The ABN particles were redesigned to rapidly transform from nanoscale to aerosolized particles of 1-3 μm in size. Smaller particles are mostly exhaled, while larger particles do not pass through the upper airways.
They then utilized a large ABN library adapted to this platform to form a set of four markers, added DNA barcodes, and multiplexed them with room temperature LFAs.
They determined the protease substrate concentration, air flow pattern, and delivery mode that would provide the best results with minimal background noise.
Using a mouse lung cancer model, the researchers showed that PATROL exhibits high sensitivity and specificity for early-stage lung adenocarcinomas.

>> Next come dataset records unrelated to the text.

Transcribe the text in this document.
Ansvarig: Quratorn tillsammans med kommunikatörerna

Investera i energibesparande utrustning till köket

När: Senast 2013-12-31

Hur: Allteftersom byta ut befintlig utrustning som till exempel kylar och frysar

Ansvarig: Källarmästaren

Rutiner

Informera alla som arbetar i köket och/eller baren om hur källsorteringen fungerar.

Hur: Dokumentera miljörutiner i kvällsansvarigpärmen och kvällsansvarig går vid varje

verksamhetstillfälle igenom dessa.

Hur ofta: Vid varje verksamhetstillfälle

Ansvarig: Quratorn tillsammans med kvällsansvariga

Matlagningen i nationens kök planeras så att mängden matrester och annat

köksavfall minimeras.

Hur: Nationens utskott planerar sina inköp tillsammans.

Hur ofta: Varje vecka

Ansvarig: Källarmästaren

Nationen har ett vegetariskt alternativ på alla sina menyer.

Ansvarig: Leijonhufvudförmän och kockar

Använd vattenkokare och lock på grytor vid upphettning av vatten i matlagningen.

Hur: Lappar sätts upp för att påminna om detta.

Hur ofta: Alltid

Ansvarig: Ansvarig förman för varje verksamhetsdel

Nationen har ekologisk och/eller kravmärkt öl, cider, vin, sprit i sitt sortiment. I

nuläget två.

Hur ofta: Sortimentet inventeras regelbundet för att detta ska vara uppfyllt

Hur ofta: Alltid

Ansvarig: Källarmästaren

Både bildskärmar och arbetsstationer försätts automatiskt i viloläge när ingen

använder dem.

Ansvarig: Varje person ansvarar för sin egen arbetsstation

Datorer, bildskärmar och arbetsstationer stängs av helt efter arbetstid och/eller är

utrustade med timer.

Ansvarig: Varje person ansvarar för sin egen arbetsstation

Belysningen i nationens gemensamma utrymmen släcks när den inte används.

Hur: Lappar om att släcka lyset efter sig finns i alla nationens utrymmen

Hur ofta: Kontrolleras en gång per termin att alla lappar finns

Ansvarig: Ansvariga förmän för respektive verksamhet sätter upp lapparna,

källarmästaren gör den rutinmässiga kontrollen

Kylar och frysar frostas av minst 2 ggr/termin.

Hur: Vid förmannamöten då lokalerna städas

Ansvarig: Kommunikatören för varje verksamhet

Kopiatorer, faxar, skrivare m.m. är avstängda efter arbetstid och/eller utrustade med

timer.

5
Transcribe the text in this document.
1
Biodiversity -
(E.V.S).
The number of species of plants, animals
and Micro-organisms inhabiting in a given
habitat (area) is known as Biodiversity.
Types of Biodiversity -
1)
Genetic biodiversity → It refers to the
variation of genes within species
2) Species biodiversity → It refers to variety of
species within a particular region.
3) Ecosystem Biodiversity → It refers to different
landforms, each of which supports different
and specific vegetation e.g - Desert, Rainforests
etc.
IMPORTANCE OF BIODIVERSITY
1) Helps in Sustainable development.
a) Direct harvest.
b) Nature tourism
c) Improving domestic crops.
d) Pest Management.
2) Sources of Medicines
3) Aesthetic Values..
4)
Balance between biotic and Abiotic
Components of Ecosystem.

However, the overall significance of the area under the curve (AUC) for the predictive power of the probes was an order of magnitude lower than mass spectrometry. Nevertheless, the sensitivity was 75%, similar to micro-CT, with 100% sensitivity.
What are the Implications?
“Overall, PATROL holds significant clinical potential, not only achieving sensitive and specific early-stage lung cancer detection but also enabling easy deployment in resource-constrained environments.”
This highly modular design utilizes a self-administrable format, stabilized oligonucleotide barcodes readily immobilized on paper strips, and multiplex testing to detect the peptide biomarkers indicative of disrupted proteolysis in early-stage lung cancer.
Nebulization and inhalation have been used for decades to treat chronic lung diseases. They are designed to deliver the desired particles to the lungs without being degraded in the body.
This is leveraged here to ensure that the diagnostic particles reach the lungs, especially in peripheral regions, including bronchi, bronchioles, and alveoli, where lung cancer most commonly occurs.
PATROL not only provides amplified signals but also reduces noise, thus increasing the specificity of early-stage lung cancer detection.
By modifying the formulations, the deposition site can be adjusted to target deeper or more superficial regions within the tracheobronchial tree.
Using LFA based on synthetic DNA barcodes detected by direct hybridization on paper strips eliminates the need for amplification such as polymerase chain reaction or CRISP-R methods, enabling rapid and multiplex testing with results within 20 minutes.
Further research could help optimize and adapt the ABN library for other types of lung cancer on this platform. Additionally, extension to chronic lung diseases and infections is possible.
“We envision that by liberating disease screening from its current resource-intensive setting, we could enable viable monitoring tests to identify a disease when it is still easily treatable.”